Some tough Canadian justice was served up today to a 31 yr. old Vancouver man, born in Montreal to parents who had come here from Jamaica. The jury gave Dennis Knibbs, on trial for murdering Trumaine "Ekoh" Nabib, 21, in the New Wings Hotel on Apr. 4, 2005, the maximum allowable: second degree murder. They rejected the option of manslaughter, although questions they sent back to the judge and lawyers suggest they grappled with it.
Knibbs will get an automatic 25 year sentence. He will have to serve a minimum of 10 years before he is eligible for parole.
Judge Silverman asked the jury of 8 women and four men, all White, except for two women of Japanese descent, to decide whether they would like to make a sentencing recommendation. They had the right, he explained, to recommend that Knibbs be required to serve more than ten years before being eligible for parole. The judge assured them that he would definitely take their recommendation into consideration. They wanted to go for lunch first. But they returned to the court room in mid-afternoon to recommend that Knibbs be eligible for parole after 10 years.

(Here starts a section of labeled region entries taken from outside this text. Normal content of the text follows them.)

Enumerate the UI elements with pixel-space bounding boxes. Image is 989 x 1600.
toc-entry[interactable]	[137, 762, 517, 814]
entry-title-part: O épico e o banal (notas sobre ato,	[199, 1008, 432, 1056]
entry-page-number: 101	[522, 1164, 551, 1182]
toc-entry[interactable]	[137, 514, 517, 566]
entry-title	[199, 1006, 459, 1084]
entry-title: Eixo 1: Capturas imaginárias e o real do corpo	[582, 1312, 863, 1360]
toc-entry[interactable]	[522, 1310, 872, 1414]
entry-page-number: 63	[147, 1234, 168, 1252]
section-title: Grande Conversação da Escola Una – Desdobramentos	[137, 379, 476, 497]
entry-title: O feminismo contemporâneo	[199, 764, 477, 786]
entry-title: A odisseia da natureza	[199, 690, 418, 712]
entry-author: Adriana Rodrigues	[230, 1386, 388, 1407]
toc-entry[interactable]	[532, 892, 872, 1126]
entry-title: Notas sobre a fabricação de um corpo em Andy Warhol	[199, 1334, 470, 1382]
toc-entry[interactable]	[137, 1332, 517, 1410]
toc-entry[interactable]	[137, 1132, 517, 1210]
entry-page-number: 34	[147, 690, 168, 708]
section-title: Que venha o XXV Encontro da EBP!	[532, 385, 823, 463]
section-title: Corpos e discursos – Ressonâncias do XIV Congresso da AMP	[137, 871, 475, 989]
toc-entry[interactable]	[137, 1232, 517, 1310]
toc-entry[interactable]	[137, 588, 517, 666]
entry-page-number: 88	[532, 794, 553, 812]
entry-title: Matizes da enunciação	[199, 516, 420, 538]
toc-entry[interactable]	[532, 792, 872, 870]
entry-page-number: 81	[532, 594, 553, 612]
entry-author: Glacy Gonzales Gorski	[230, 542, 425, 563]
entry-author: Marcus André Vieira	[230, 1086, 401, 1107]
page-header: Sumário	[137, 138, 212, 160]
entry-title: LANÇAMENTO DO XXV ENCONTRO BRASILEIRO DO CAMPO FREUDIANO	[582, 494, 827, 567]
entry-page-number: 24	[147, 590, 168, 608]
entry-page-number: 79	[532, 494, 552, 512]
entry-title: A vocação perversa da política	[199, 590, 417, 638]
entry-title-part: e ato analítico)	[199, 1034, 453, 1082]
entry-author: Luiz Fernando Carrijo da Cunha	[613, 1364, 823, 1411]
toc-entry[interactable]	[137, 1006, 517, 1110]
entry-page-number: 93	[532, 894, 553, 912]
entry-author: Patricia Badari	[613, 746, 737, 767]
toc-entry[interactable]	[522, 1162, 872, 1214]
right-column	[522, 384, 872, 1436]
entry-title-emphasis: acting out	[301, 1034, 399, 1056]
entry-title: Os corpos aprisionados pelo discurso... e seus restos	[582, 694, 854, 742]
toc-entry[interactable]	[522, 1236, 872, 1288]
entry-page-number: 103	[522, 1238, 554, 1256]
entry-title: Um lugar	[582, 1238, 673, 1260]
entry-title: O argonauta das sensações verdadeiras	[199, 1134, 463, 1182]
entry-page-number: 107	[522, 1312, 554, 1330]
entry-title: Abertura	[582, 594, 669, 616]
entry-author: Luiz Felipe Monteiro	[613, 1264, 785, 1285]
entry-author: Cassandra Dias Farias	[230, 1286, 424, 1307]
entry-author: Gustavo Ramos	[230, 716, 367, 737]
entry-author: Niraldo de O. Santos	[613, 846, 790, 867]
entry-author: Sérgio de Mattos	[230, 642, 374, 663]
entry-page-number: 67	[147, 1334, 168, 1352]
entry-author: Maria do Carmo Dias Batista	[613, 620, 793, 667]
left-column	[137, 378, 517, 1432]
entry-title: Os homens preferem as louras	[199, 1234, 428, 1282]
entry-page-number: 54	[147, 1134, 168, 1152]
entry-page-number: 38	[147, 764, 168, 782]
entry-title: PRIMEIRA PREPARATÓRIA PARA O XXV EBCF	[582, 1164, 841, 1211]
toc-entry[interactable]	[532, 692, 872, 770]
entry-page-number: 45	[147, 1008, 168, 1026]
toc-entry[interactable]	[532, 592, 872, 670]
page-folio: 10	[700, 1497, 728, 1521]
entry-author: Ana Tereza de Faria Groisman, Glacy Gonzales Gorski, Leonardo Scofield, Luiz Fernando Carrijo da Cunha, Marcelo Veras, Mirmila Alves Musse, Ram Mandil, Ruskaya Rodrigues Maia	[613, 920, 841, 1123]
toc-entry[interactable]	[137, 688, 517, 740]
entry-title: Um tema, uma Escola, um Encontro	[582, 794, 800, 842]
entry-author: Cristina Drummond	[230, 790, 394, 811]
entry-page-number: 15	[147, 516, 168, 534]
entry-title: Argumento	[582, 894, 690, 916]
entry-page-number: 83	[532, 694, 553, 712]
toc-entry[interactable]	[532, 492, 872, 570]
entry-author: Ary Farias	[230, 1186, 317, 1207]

Knibbs remained stoic as the verdict was read. His lawyer, Glen Orris, who had in the moments before the verdict sat beside him and put his hand on the arm of Knibbs' chair, spoke softly to him now.
Knibbs made a cell phone call and then handed the phone to one of his male friends in the gallery.
A twenty-something Black woman who had accompanied Knibbs to court on the first day and regularly since, sobbed when the verdict was read -- Canadian style though, she didn't make a scene. Outside the courtroom, near the washroom which she had found locked on a Saturday, a young Black woman held her and she sobbed, louder.
Knibbs allowed the sheriffs to take him out to jail, no fuss. As he left, he turned to his male buddies who were sitting quietly, and with hand to forehead gave them a good-bye salute.
Ekoh Habib's family was not present for the verdict, although his mother has made appearances at the trial.